O impacto dos influenciadores digitais na formação dos jovens

Enviada em 16/04/2020

Além de interações interpessoais, as redes sociais causaram a criação de um novo comércio. A partir disso, surgiu a profissão de influenciador digital, ou seja, pessoas que têm poder de interferir nas ações e pensamentos dos seus seguidores. Decerto, nas mídias, o público dominante são os jovens. Assim, nessa idade, ainda sem opinião formada, são alienados e consequentemente adquirem produtos desnecessários, por impulso, tendendo ao consumismo. Diante disso, medidas são necessárias para enfrentar essa mazela.

Em primeira análise, com o ideal de vida perfeita, esses profissionais comandam a nova geração, que não se esforça em buscar um julgamento próprio e aceitam uma opinião pronta, muitas vezes por sua idade, o que impacta diretamente na formação. De acordo com um artigo realizados pela especialista em sociopsicologia, Priscila Almeida afirma que o pensamento crítico é desenvolvido na infância. Consoante ao que foi verificado pela Globo, a fase tem o titulo de segunda mais presente nos ambientes virtuais. Logo, é essencial intervir para combater tal atuação.

Outrossim, pelo grande alcance dos influenciadores, empresas de produtos dedicados a jovens utilizam disso para potencializar as vendas. Então, tais negócios, objetivando o lucro, abusam da falta de senso crítico e não se se preocupam com o consumidor. Em conformidade com a teoria da mais-valia de Karl Marx, as indústrias exploram com o objetivo de arrecadar o maior valor possível. Desse modo, o consumismo incentivado por esses meios devem ser mitigados.

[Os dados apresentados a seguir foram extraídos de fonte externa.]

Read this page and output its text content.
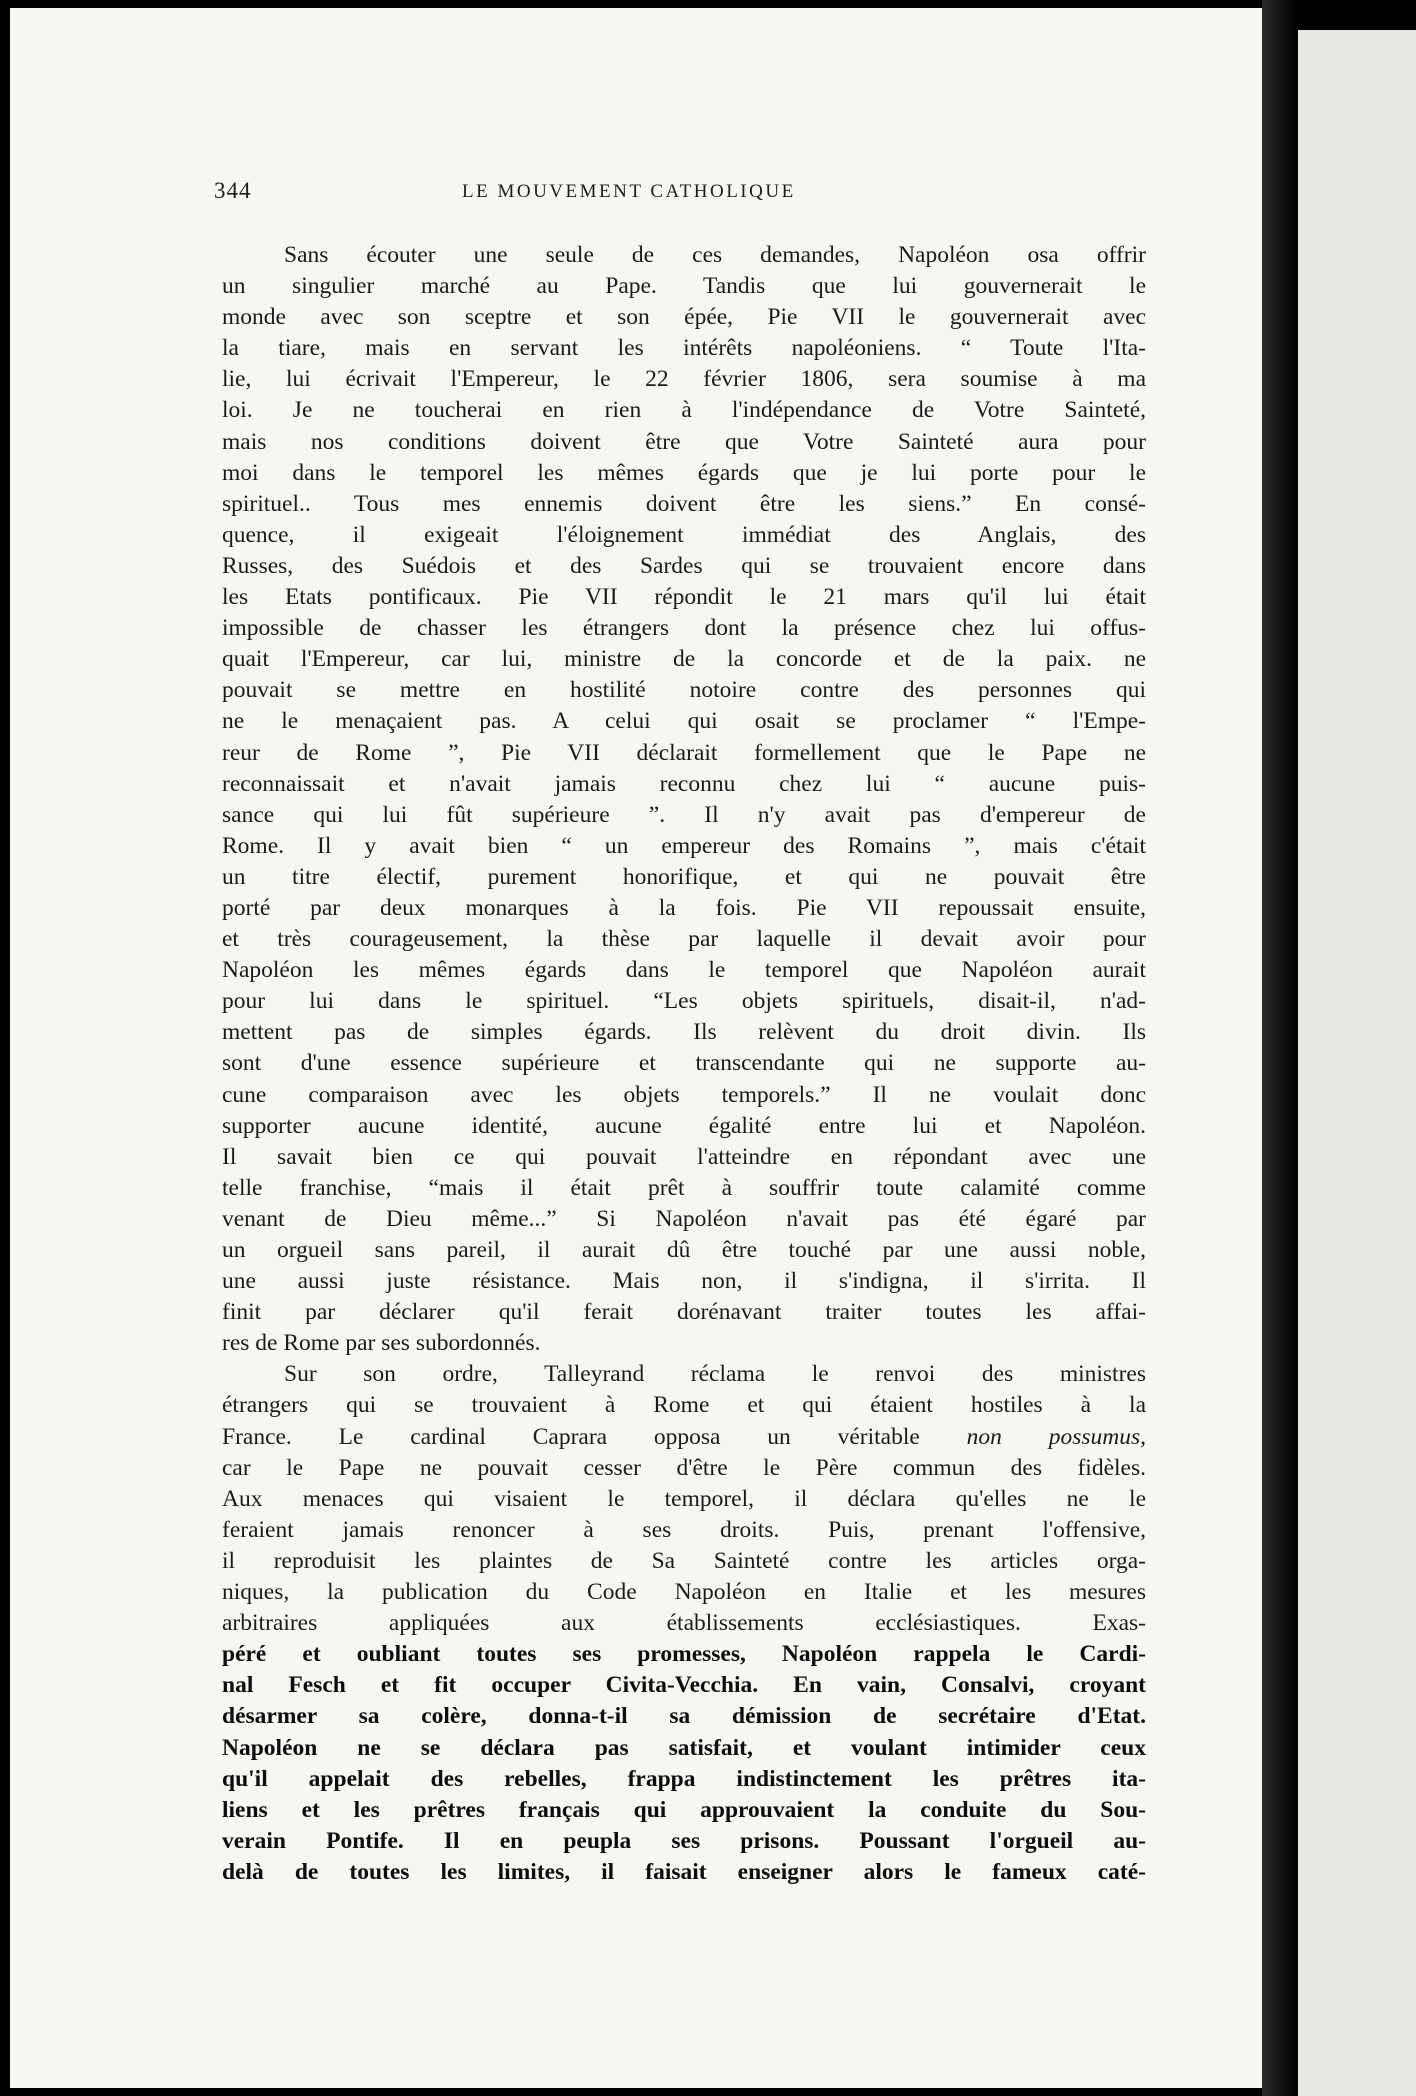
344	LE MOUVEMENT CATHOLIQUE
Sans écouter une seule de ces demandes, Napoléon osa offrir
un singulier marché au Pape. Tandis que lui gouvernerait le
monde avec son sceptre et son épée, Pie VII le gouvernerait avec
la tiare, mais en servant les intérêts napoléoniens. “ Toute l'Ita-
lie, lui écrivait l'Empereur, le 22 février 1806, sera soumise à ma
loi. Je ne toucherai en rien à l'indépendance de Votre Sainteté,
mais nos conditions doivent être que Votre Sainteté aura pour
moi dans le temporel les mêmes égards que je lui porte pour le
spirituel.. Tous mes ennemis doivent être les siens.” En consé-
quence, il exigeait l'éloignement immédiat des Anglais, des
Russes, des Suédois et des Sardes qui se trouvaient encore dans
les Etats pontificaux. Pie VII répondit le 21 mars qu'il lui était
impossible de chasser les étrangers dont la présence chez lui offus-
quait l'Empereur, car lui, ministre de la concorde et de la paix. ne
pouvait se mettre en hostilité notoire contre des personnes qui
ne le menaçaient pas. A celui qui osait se proclamer “ l'Empe-
reur de Rome ”, Pie VII déclarait formellement que le Pape ne
reconnaissait et n'avait jamais reconnu chez lui “ aucune puis-
sance qui lui fût supérieure ”. Il n'y avait pas d'empereur de
Rome. Il y avait bien “ un empereur des Romains ”, mais c'était
un titre électif, purement honorifique, et qui ne pouvait être
porté par deux monarques à la fois. Pie VII repoussait ensuite,
et très courageusement, la thèse par laquelle il devait avoir pour
Napoléon les mêmes égards dans le temporel que Napoléon aurait
pour lui dans le spirituel. “Les objets spirituels, disait-il, n'ad-
mettent pas de simples égards. Ils relèvent du droit divin. Ils
sont d'une essence supérieure et transcendante qui ne supporte au-
cune comparaison avec les objets temporels.” Il ne voulait donc
supporter aucune identité, aucune égalité entre lui et Napoléon.
Il savait bien ce qui pouvait l'atteindre en répondant avec une
telle franchise, “mais il était prêt à souffrir toute calamité comme
venant de Dieu même...” Si Napoléon n'avait pas été égaré par
un orgueil sans pareil, il aurait dû être touché par une aussi noble,
une aussi juste résistance. Mais non, il s'indigna, il s'irrita. Il
finit par déclarer qu'il ferait dorénavant traiter toutes les affai-
res de Rome par ses subordonnés.
Sur son ordre, Talleyrand réclama le renvoi des ministres
étrangers qui se trouvaient à Rome et qui étaient hostiles à la
France. Le cardinal Caprara opposa un véritable non possumus,
car le Pape ne pouvait cesser d'être le Père commun des fidèles.
Aux menaces qui visaient le temporel, il déclara qu'elles ne le
feraient jamais renoncer à ses droits. Puis, prenant l'offensive,
il reproduisit les plaintes de Sa Sainteté contre les articles orga-
niques, la publication du Code Napoléon en Italie et les mesures
arbitraires appliquées aux établissements ecclésiastiques. Exas-
péré et oubliant toutes ses promesses, Napoléon rappela le Cardi-
nal Fesch et fit occuper Civita-Vecchia. En vain, Consalvi, croyant
désarmer sa colère, donna-t-il sa démission de secrétaire d'Etat.
Napoléon ne se déclara pas satisfait, et voulant intimider ceux
qu'il appelait des rebelles, frappa indistinctement les prêtres ita-
liens et les prêtres français qui approuvaient la conduite du Sou-
verain Pontife. Il en peupla ses prisons. Poussant l'orgueil au-
delà de toutes les limites, il faisait enseigner alors le fameux caté-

Portanto, fica evidente o poder das redes sociais e sua capacidade de interferir negativamente para a formação dos seus usuários. Nesse contexto, a família deve monitorar o conteúdo assistido e atentar os filhos para a distorção, conscientizando-os por meio de conversas com o objetivo de capacitar a população de ter uma análise crítica do mundo. Dessa forma, os impactos da mídia nos jovens será enfim contida.